Louise de Bescé, qui se faisait appeler Louise Jalaviac, nom de sa mère, empaqueta des pilules Khoku deux jours durant. On la payait dix-huit francs par jour. Le troisième matin, le directeur la fit demander.

On l’introduisit dans un somptueux cabinet tendu de cuir rouge, avec des divans profonds comme des tombeaux. Un homme était là, porteur d’une tête d’hydrocéphale, barbu du front à la mâchoire, mais glabre sous le nez et sous le menton.
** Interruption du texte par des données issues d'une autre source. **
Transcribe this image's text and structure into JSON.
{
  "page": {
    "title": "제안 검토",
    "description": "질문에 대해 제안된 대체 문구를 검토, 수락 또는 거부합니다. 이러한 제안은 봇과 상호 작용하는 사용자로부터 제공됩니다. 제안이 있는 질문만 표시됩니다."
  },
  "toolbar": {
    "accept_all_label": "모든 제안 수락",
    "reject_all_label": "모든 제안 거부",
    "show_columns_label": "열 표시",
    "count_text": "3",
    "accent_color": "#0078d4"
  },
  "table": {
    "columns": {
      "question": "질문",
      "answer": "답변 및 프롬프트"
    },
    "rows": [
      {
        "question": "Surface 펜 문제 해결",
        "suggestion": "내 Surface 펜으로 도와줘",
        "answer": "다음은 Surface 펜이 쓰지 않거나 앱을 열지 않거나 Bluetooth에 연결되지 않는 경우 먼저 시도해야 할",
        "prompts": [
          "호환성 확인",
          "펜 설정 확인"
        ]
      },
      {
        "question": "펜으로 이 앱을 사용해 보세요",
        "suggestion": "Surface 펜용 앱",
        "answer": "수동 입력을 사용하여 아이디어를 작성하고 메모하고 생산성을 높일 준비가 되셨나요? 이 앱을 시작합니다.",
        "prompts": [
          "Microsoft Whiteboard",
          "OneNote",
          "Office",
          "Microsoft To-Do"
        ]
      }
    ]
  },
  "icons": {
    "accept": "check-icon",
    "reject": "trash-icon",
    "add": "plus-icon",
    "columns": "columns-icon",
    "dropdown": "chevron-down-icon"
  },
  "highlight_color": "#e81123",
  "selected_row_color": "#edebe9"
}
C’était monsieur Khoku aîné, l’inventeur des pilules, un Russe de Tchita, à masque de Kalmouk, et qui bredouillait en parlant comme s’il eût la bouche pleine de bouillie. Il dit :

— Mademoiselle, vous avez mal emballé mes pilules.

Louise répondit hardiment :

— Vous vous trompez, monsieur, je fais mon travail très consciencieusement.

L’autre reprit, d’une voix plus pâteuse encore :

— Si ! Si… Je vais être obligé de vous mettre à la porte, à moins que…

— À moins que ? demanda naïvement la fille du marquis de Bescé.

— À moins que vous vous excusiez des malfaçons.

— Monsieur, si j’ai mal réussi certains emballages, je vous prie de m’en excuser, et d’être assuré que je m’efforcerai désormais de ne plus le faire.

— Ce n’est pas ce genre d’excuses, dit l’hydrocéphale.

— Lesquelles, monsieur ?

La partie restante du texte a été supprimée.